Fake4silence is a good starter piece, giving you
a strong dose of classic jimpunk without overwhelming you. It starts with a big, white index
page. You wait a second, wondering
if you should maybe click on something when, suddenly, blank browser windows
appear and start zooming across your screen. Some shake, some wiggle. Scroll bars scroll. There is no soundtrack, save the constant hum of your computer, yet the hyperactive
browser windows dance to a rhythm you can almost hear. More and more blank
browser windows keep opening, one on top of another. It’s as though you are
watching a sped-up version of all the web pages
you’ve ever visited, only the information has been drained out of them. “This can’t be good for my RAM,” you
think, as six more little browser windows pop out of nowhere and line
themselves up nicely.
Don’t be
afraid, it shouldn’t do any permanent damage.
Now you’ve
graduated to Kasselpunk. Here the artist has coded in a random functionality that ensures that
you never experience the same trip twice. You might first see the word “µLtr(onfidentiaL” next to a blocky,
black-and-white moving image that is so abstracted that it takes a moment to
realize that you are looking at a sexy girl. Or perhaps you’ll see a big ol’ ASCII superman, or that damn
e-mail from the widow of the assassinated president of wherever. Whichever it is, it won’t be for long. Almost immediately the picture is
replaced by another. A tension-inducing drip sound (jimpunk water torture?)

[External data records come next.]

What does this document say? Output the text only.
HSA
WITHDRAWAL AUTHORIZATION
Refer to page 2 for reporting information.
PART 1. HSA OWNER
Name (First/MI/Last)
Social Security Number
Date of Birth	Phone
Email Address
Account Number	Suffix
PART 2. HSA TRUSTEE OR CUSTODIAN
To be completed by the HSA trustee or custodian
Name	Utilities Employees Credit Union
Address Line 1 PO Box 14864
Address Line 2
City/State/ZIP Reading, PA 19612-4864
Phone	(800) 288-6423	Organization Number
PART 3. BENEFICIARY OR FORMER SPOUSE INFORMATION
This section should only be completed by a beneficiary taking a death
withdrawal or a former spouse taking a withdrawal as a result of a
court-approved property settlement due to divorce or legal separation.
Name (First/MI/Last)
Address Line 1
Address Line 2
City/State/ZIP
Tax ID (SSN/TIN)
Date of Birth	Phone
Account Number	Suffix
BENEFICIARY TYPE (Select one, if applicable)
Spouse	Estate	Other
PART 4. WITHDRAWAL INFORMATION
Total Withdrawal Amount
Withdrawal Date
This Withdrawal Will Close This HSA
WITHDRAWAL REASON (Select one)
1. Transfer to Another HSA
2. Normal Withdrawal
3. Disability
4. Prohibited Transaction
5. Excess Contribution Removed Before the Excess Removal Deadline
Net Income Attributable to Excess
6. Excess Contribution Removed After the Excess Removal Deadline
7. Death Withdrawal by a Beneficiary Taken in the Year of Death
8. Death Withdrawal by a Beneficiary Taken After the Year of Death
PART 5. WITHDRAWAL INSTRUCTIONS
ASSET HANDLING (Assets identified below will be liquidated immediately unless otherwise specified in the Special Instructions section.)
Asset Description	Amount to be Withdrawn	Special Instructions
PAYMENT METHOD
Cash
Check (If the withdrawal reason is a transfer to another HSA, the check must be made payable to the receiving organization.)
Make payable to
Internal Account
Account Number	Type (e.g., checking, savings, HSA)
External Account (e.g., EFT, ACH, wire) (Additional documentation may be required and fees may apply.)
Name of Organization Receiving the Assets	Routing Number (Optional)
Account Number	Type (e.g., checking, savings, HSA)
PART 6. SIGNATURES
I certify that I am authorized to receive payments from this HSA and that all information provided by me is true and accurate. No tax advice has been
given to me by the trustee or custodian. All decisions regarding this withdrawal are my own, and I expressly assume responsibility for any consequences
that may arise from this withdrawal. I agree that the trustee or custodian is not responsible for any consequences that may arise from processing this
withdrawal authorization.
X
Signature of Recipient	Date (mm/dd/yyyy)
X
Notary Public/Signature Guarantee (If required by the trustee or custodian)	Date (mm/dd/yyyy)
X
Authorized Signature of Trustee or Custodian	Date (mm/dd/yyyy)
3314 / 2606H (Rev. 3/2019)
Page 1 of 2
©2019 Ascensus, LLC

plays throughout. You find yourself actually watching, like it’s television,
and indeed, there is the word itself, “television,” popping up throughout this
piece and many of his projects. But
something about this is better than the tube. For one thing, there is no over-emoting
actor trying to make you believe his pain; no moron eating worms for your
entertainment.
Instead, the
artist presents icons of our pop/net culture --superheroes, smileys, video
games, soft porn, the cursor, the hand, the button and the browser window-- deconstructed,
rearranged, multiplied, inverted and played back at breakneck speed. Jimpunk’s art threatens us, the users,
by shaking our (already tenuous) confidence in computers. You wonder, “How far can I trust this
machine? This software? This web page?” Jimpunk dares you, literally, to “click
and crash your computer”. And is dynamic,
provocative aesthetic leaves you no choice but to call his bluff.